My oldest sister, Mary Ellen, has two daughters, eighteen and twenty-one, both basketball players, and she’s dealt with everything from torn knee ligaments and a broken jaw to an alcohol-related car accident that battered her younger daughter, Irene. The chief of staff for my mother during the mad years of intensive child-rearing, she cultivates a hard-bitten, changed-one-diaper-too-many persona, but under that she’s a support warrior.
She doesn’t like the sound of what Audrey has done. I pace from my living room to the kitchen and back, spilling my guts about everything that could be weighing on Audrey, except having sex in front of her. I tell her a social worker is involved and that I’ve temporarily lost my custody rights.

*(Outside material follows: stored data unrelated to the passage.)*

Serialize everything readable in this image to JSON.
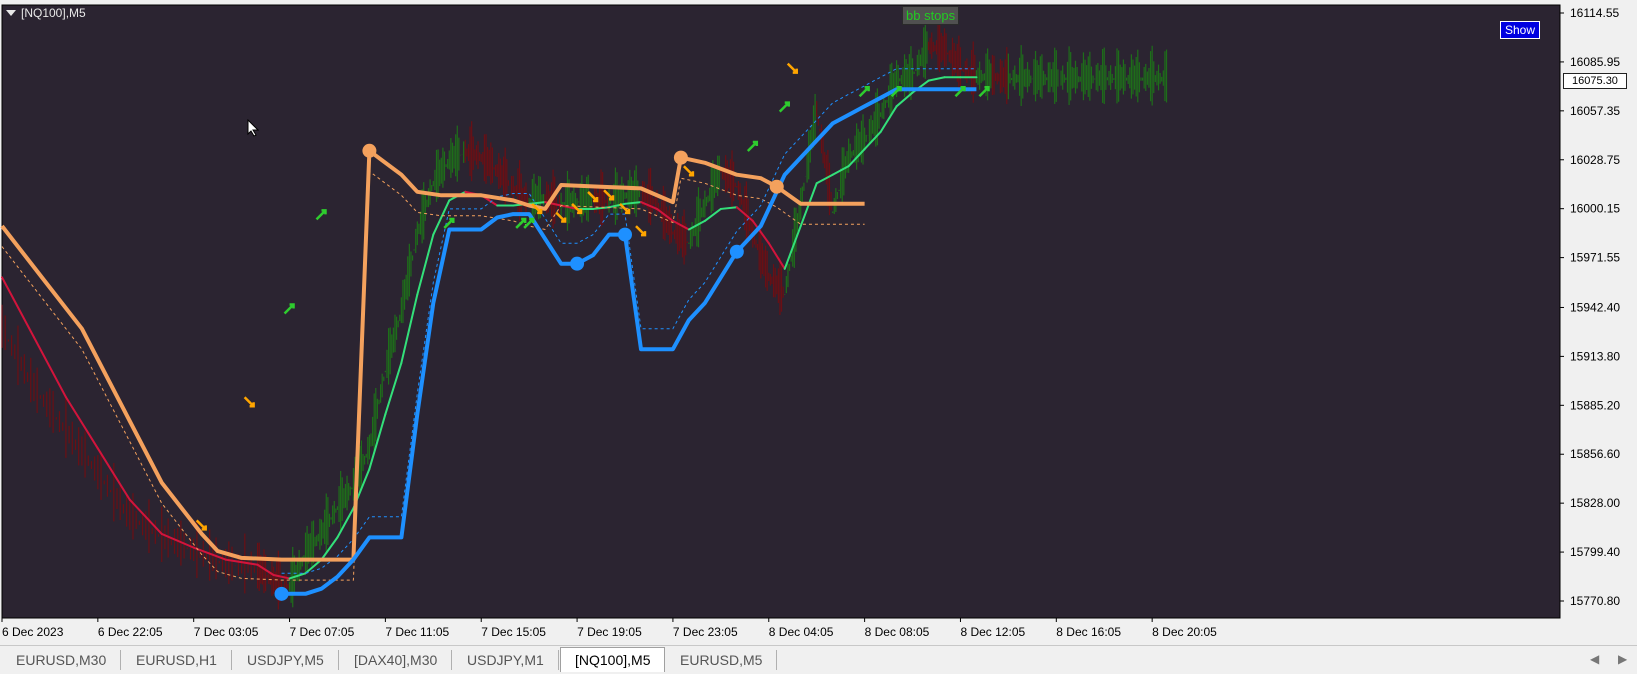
{
  "window": {
    "symbol_label": "[NQ100],M5"
  },
  "indicator_label": "bb stops",
  "show_button": "Show",
  "current_price": "16075.30",
  "colors": {
    "background": "#2b2431",
    "up_candle": "#1e6e1a",
    "down_candle": "#6b0f14",
    "upper_stop": "#f4a15d",
    "lower_stop": "#1e90ff",
    "mid_up": "#33e07a",
    "mid_down": "#d2143c",
    "arrow_up": "#2ecc2e",
    "arrow_down": "#ffa500"
  },
  "tabs": [
    {
      "label": "EURUSD,M30",
      "active": false
    },
    {
      "label": "EURUSD,H1",
      "active": false
    },
    {
      "label": "USDJPY,M5",
      "active": false
    },
    {
      "label": "[DAX40],M30",
      "active": false
    },
    {
      "label": "USDJPY,M1",
      "active": false
    },
    {
      "label": "[NQ100],M5",
      "active": true
    },
    {
      "label": "EURUSD,M5",
      "active": false
    }
  ],
  "chart_data": {
    "type": "line",
    "title": "[NQ100],M5",
    "y_ticks": [
      "16114.55",
      "16085.95",
      "16057.35",
      "16028.75",
      "16000.15",
      "15971.55",
      "15942.40",
      "15913.80",
      "15885.20",
      "15856.60",
      "15828.00",
      "15799.40",
      "15770.80"
    ],
    "x_ticks": [
      "6 Dec 2023",
      "6 Dec 22:05",
      "7 Dec 03:05",
      "7 Dec 07:05",
      "7 Dec 11:05",
      "7 Dec 15:05",
      "7 Dec 19:05",
      "7 Dec 23:05",
      "8 Dec 04:05",
      "8 Dec 08:05",
      "8 Dec 12:05",
      "8 Dec 16:05",
      "8 Dec 20:05"
    ],
    "ylim": [
      15765,
      16120
    ],
    "x_domain": [
      0,
      156
    ],
    "grid": false,
    "series": [
      {
        "key": "close",
        "x": [
          0,
          4,
          8,
          12,
          16,
          20,
          24,
          28,
          32,
          34,
          36,
          38,
          40,
          42,
          44,
          46,
          48,
          50,
          52,
          54,
          56,
          58,
          60,
          62,
          64,
          66,
          68,
          70,
          72,
          74,
          76,
          78,
          80,
          82,
          84,
          86,
          88,
          90,
          92,
          94,
          96,
          98,
          100,
          102,
          104,
          106,
          108,
          110,
          112,
          114,
          116,
          118,
          120,
          122,
          124,
          126,
          128,
          130,
          132,
          134,
          136,
          138,
          140,
          142,
          144,
          146
        ],
        "y": [
          15930,
          15895,
          15870,
          15845,
          15820,
          15808,
          15800,
          15792,
          15790,
          15782,
          15779,
          15798,
          15810,
          15825,
          15838,
          15860,
          15905,
          15940,
          15985,
          16015,
          16028,
          16033,
          16030,
          16022,
          16012,
          16004,
          16006,
          16002,
          16004,
          16005,
          16004,
          16008,
          16009,
          16003,
          15986,
          15980,
          16002,
          16022,
          16013,
          15985,
          15960,
          15950,
          16002,
          16058,
          15998,
          16030,
          16040,
          16055,
          16075,
          16078,
          16095,
          16093,
          16082,
          16077,
          16077,
          16076,
          16076,
          16076,
          16076,
          16076,
          16076,
          16076,
          16076,
          16076,
          16076,
          16076
        ]
      },
      {
        "key": "mid_line",
        "x": [
          0,
          4,
          8,
          12,
          16,
          20,
          24,
          28,
          32,
          34,
          36,
          38,
          40,
          42,
          44,
          46,
          48,
          50,
          52,
          54,
          56,
          58,
          60,
          62,
          64,
          66,
          68,
          70,
          72,
          74,
          76,
          78,
          80,
          82,
          84,
          86,
          88,
          90,
          92,
          94,
          96,
          98,
          100,
          102,
          104,
          106,
          108,
          110,
          112,
          114,
          116,
          118,
          120,
          122
        ],
        "y": [
          15960,
          15925,
          15890,
          15860,
          15830,
          15810,
          15802,
          15795,
          15792,
          15786,
          15784,
          15787,
          15795,
          15808,
          15825,
          15848,
          15880,
          15910,
          15950,
          15985,
          16005,
          16010,
          16008,
          16002,
          16002,
          16003,
          16004,
          16002,
          16000,
          16000,
          16001,
          16003,
          16004,
          16000,
          15993,
          15988,
          15993,
          16000,
          16001,
          15993,
          15980,
          15965,
          15990,
          16015,
          16020,
          16025,
          16035,
          16045,
          16060,
          16068,
          16075,
          16077,
          16077,
          16077
        ]
      },
      {
        "key": "upper_stop",
        "x": [
          0,
          5,
          10,
          15,
          20,
          25,
          27,
          30,
          35,
          38,
          40,
          42,
          44,
          46,
          50,
          52,
          55,
          60,
          64,
          66,
          68,
          70,
          75,
          80,
          84,
          85,
          88,
          92,
          95,
          97,
          100,
          102,
          105,
          108
        ],
        "y": [
          15990,
          15960,
          15930,
          15885,
          15840,
          15810,
          15800,
          15796,
          15795,
          15795,
          15795,
          15795,
          15795,
          16034,
          16020,
          16010,
          16008,
          16008,
          16005,
          16002,
          16000,
          16014,
          16013,
          16012,
          16004,
          16030,
          16027,
          16020,
          16018,
          16013,
          16003,
          16003,
          16003,
          16003
        ]
      },
      {
        "key": "lower_stop",
        "x": [
          35,
          38,
          40,
          42,
          44,
          46,
          48,
          50,
          52,
          54,
          56,
          58,
          60,
          62,
          64,
          66,
          70,
          72,
          74,
          76,
          78,
          80,
          82,
          84,
          86,
          88,
          90,
          92,
          95,
          98,
          100,
          102,
          104,
          106,
          108,
          110,
          112,
          114,
          116,
          118,
          120,
          122
        ],
        "y": [
          15775,
          15775,
          15778,
          15785,
          15795,
          15808,
          15808,
          15808,
          15880,
          15945,
          15988,
          15988,
          15988,
          15995,
          15997,
          15997,
          15968,
          15968,
          15973,
          15985,
          15985,
          15918,
          15918,
          15918,
          15935,
          15945,
          15960,
          15975,
          15990,
          16020,
          16030,
          16040,
          16050,
          16055,
          16060,
          16065,
          16070,
          16070,
          16070,
          16070,
          16070,
          16070
        ]
      }
    ]
  }
}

“Oh, that’s terrible,” she says, “but that’s not going to hold up. You’ll get custody back. You’re not using heroin, are you?”
“Uh, no.”
“I’ve heard all the great musicians do,” she adds. “Something to think about.”
I laugh and look out my front window at the empty nighttime street. There’s actually a dealer on our block who offers “rocks and blows,” cocaine and heroin—“blows” for heroin because people around here snort it.
“We’ll probably have to take her to a therapist,” I say. “We should take her to a therapist.”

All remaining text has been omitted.